“Phenylketonuria (PKU) is a common metabolic disorder among Chinese, with a prevalence of about 1 in 16,500 births. This frequency is very similar to that among Caucasians…An Arg111-to-Ter111 mutation has been identified in exon 3 of the PAH gene in a Chinese PKU patient. The mutation is in linkage disequilibrium with the mutant haplotype 4 alleles which are the most prevalent haplotype among the Orientals. The mutation accounts for about 10% of the Chinese PKU alleles and is absent from the Caucasians, demonstrating that independent mutational events have occurred in the PAH locus after racial divergence.”
“Following the introduction 30 years ago of neonatal screening and early dietary treatment for phenylketonuria there has been a dramatic decrease in the severity of neurological dysfunction associated with this disorder.
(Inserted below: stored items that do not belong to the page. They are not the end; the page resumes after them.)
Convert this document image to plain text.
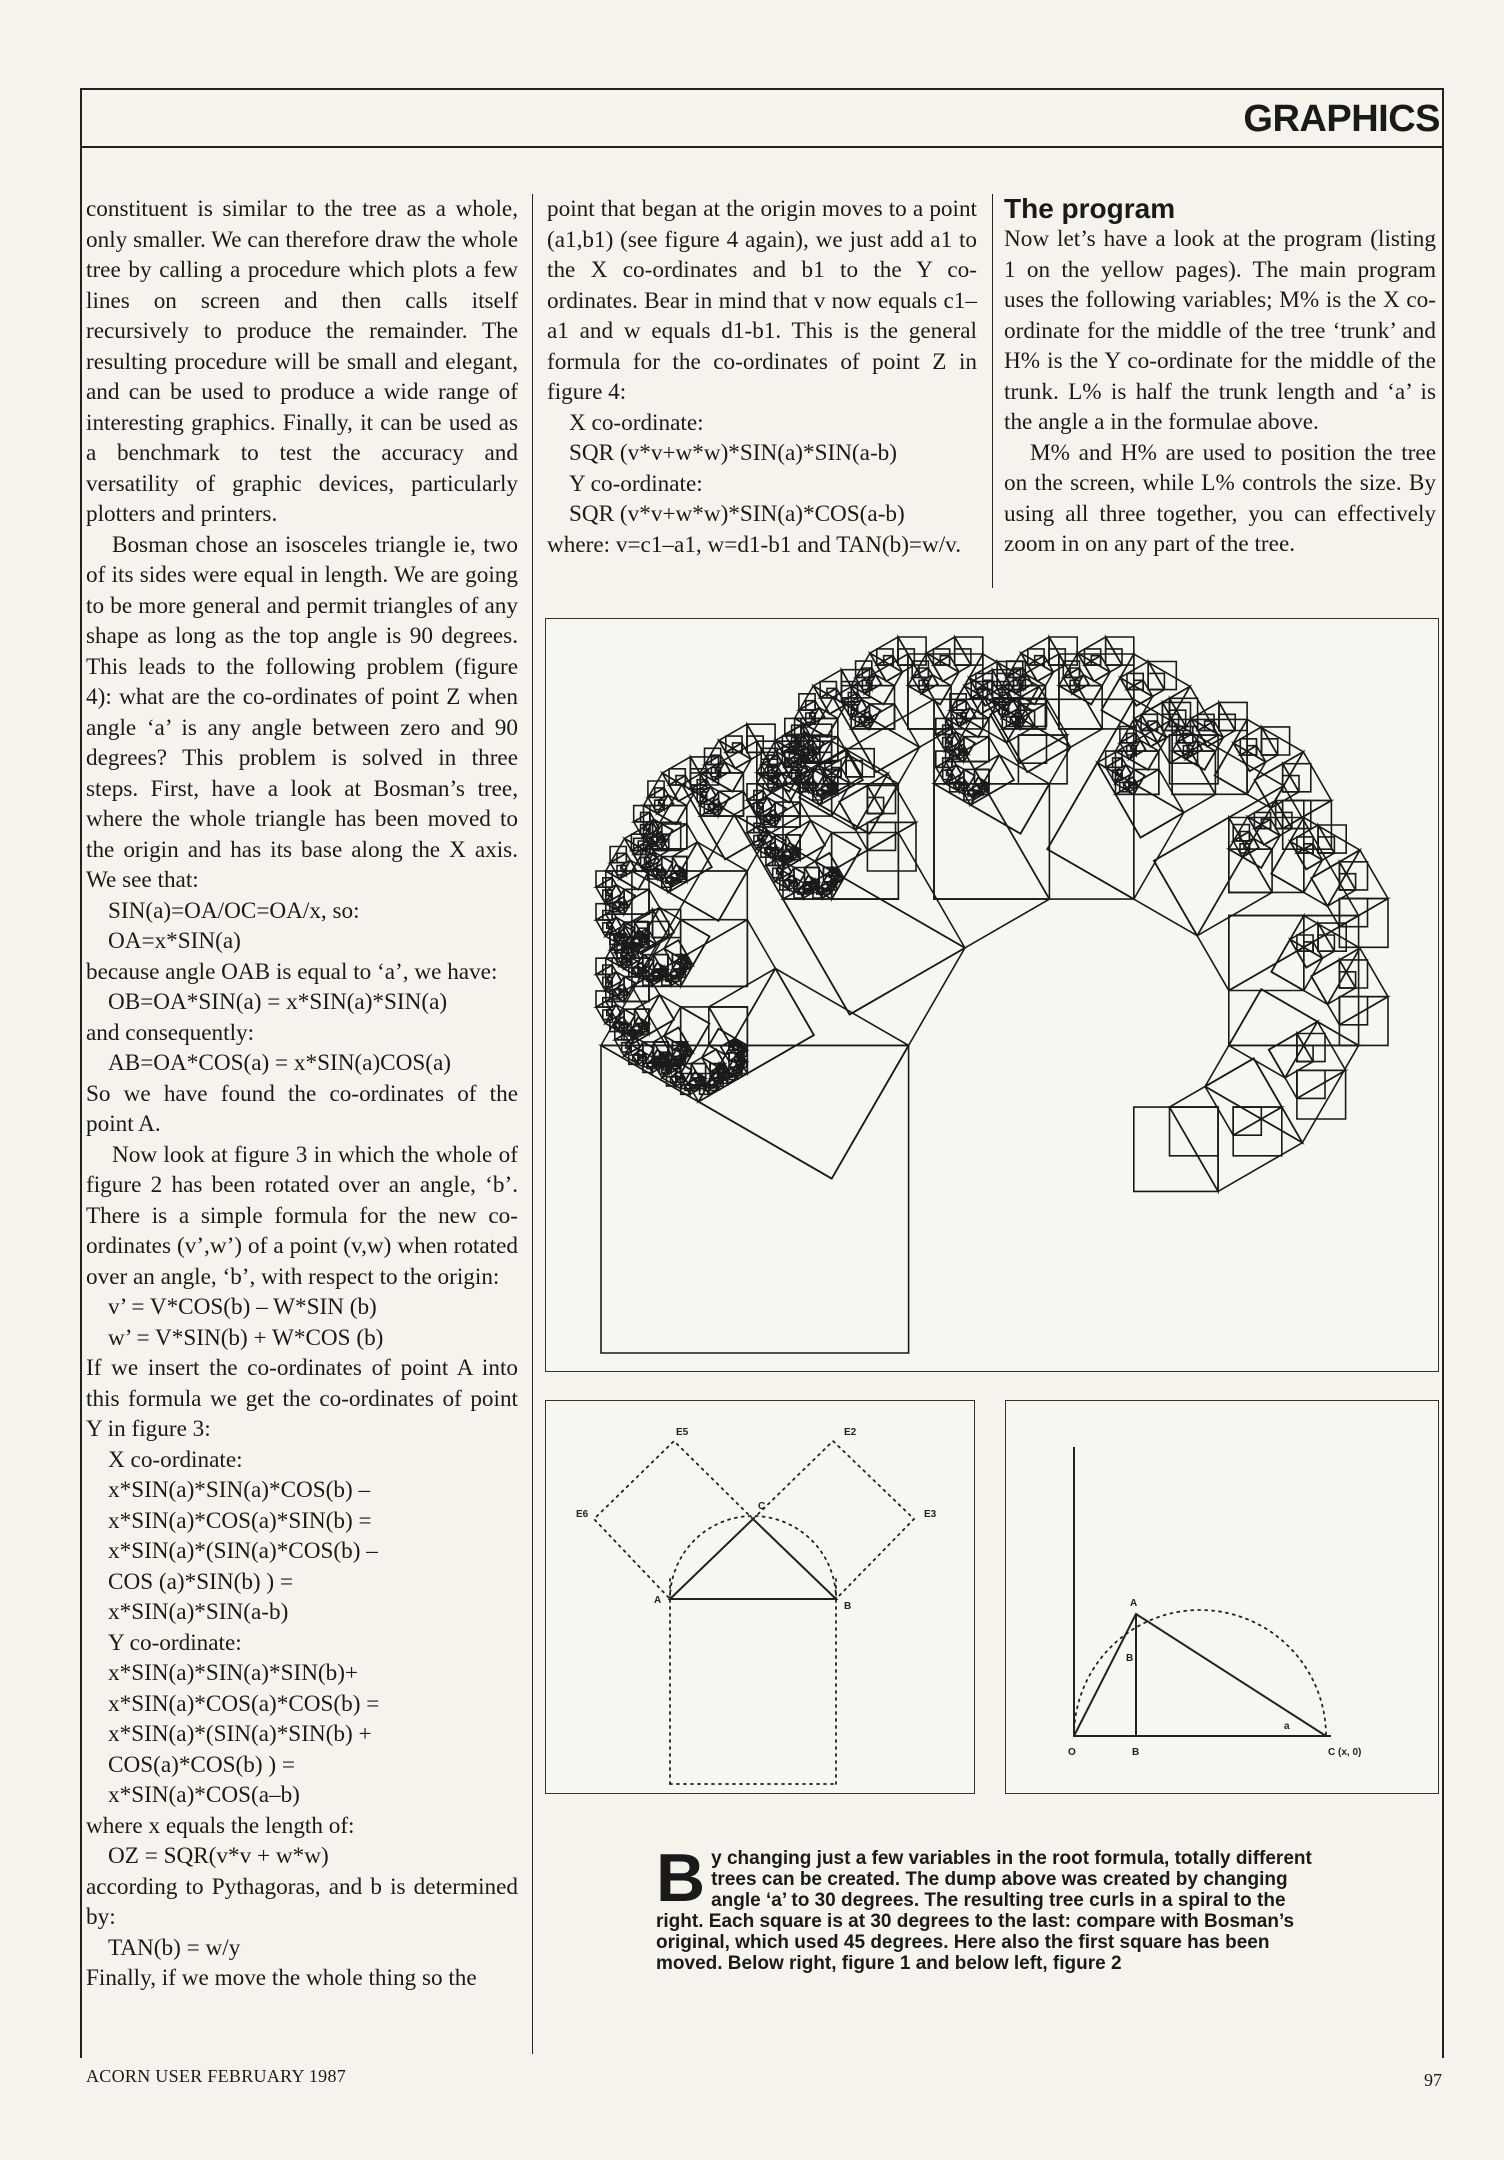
GRAPHICS

constituent is similar to the tree as a whole, only smaller. We can therefore draw the whole tree by calling a procedure which plots a few lines on screen and then calls itself recursively to produce the remainder. The resulting procedure will be small and elegant, and can be used to produce a wide range of interesting graphics. Finally, it can be used as a benchmark to test the accuracy and versatility of graphic devices, particularly plotters and printers.

Bosman chose an isosceles triangle ie, two of its sides were equal in length. We are going to be more general and permit triangles of any shape as long as the top angle is 90 degrees. This leads to the following problem (figure 4): what are the co-ordinates of point Z when angle ‘a’ is any angle between zero and 90 degrees? This problem is solved in three steps. First, have a look at Bosman’s tree, where the whole triangle has been moved to the origin and has its base along the X axis. We see that:

SIN(a)=OA/OC=OA/x, so:

OA=x*SIN(a)

because angle OAB is equal to ‘a’, we have:

OB=OA*SIN(a) = x*SIN(a)*SIN(a)

and consequently:

AB=OA*COS(a) = x*SIN(a)COS(a)

So we have found the co-ordinates of the point A.

Now look at figure 3 in which the whole of figure 2 has been rotated over an angle, ‘b’. There is a simple formula for the new co-ordinates (v’,w’) of a point (v,w) when rotated over an angle, ‘b’, with respect to the origin:

v’ = V*COS(b) – W*SIN (b)

w’ = V*SIN(b) + W*COS (b)

If we insert the co-ordinates of point A into this formula we get the co-ordinates of point Y in figure 3:

X co-ordinate:

x*SIN(a)*SIN(a)*COS(b) –

x*SIN(a)*COS(a)*SIN(b) =

x*SIN(a)*(SIN(a)*COS(b) –

COS (a)*SIN(b) ) =

x*SIN(a)*SIN(a-b)

Y co-ordinate:

x*SIN(a)*SIN(a)*SIN(b)+

x*SIN(a)*COS(a)*COS(b) =

x*SIN(a)*(SIN(a)*SIN(b) +

COS(a)*COS(b) ) =

x*SIN(a)*COS(a–b)

where x equals the length of:

OZ = SQR(v*v + w*w)

according to Pythagoras, and b is determined by:

TAN(b) = w/y

Finally, if we move the whole thing so the

point that began at the origin moves to a point (a1,b1) (see figure 4 again), we just add a1 to the X co-ordinates and b1 to the Y co-ordinates. Bear in mind that v now equals c1–a1 and w equals d1-b1. This is the general formula for the co-ordinates of point Z in figure 4:

X co-ordinate:

SQR (v*v+w*w)*SIN(a)*SIN(a-b)

Y co-ordinate:

SQR (v*v+w*w)*SIN(a)*COS(a-b)

where: v=c1–a1, w=d1-b1 and TAN(b)=w/v.

The program

Now let’s have a look at the program (listing 1 on the yellow pages). The main program uses the following variables; M% is the X co-ordinate for the middle of the tree ‘trunk’ and H% is the Y co-ordinate for the middle of the trunk. L% is half the trunk length and ‘a’ is the angle a in the formulae above.

M% and H% are used to position the tree on the screen, while L% controls the size. By using all three together, you can effectively zoom in on any part of the tree.

E5	E2
E6	E3
C
A
B	A
B
a
O	B	C (x, 0)
By changing just a few variables in the root formula, totally different trees can be created. The dump above was created by changing angle ‘a’ to 30 degrees. The resulting tree curls in a spiral to the right. Each square is at 30 degrees to the last: compare with Bosman’s original, which used 45 degrees. Here also the first square has been moved. Below right, figure 1 and below left, figure 2
ACORN USER FEBRUARY 1987	97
However, there is evidence that subtle neurological impairment remains common in early treated subjects and in the last 3 years there have been a number of reports of overt neurological impairment with white matter abnormalities on MRI...These data are consistent with studies in animals showing that hyperphenylalaninaemia increases myelin turnover in a dose dependent manner. It is suggested that the effects of phenylalanine on myelin pose a lifelong hazard to the nervous system.”
If undiagnosed and untreated, phenylketonuria can result in impaired postnatal cognitive development resulting from a neurotoxic effect of hyperphenylalaninemia.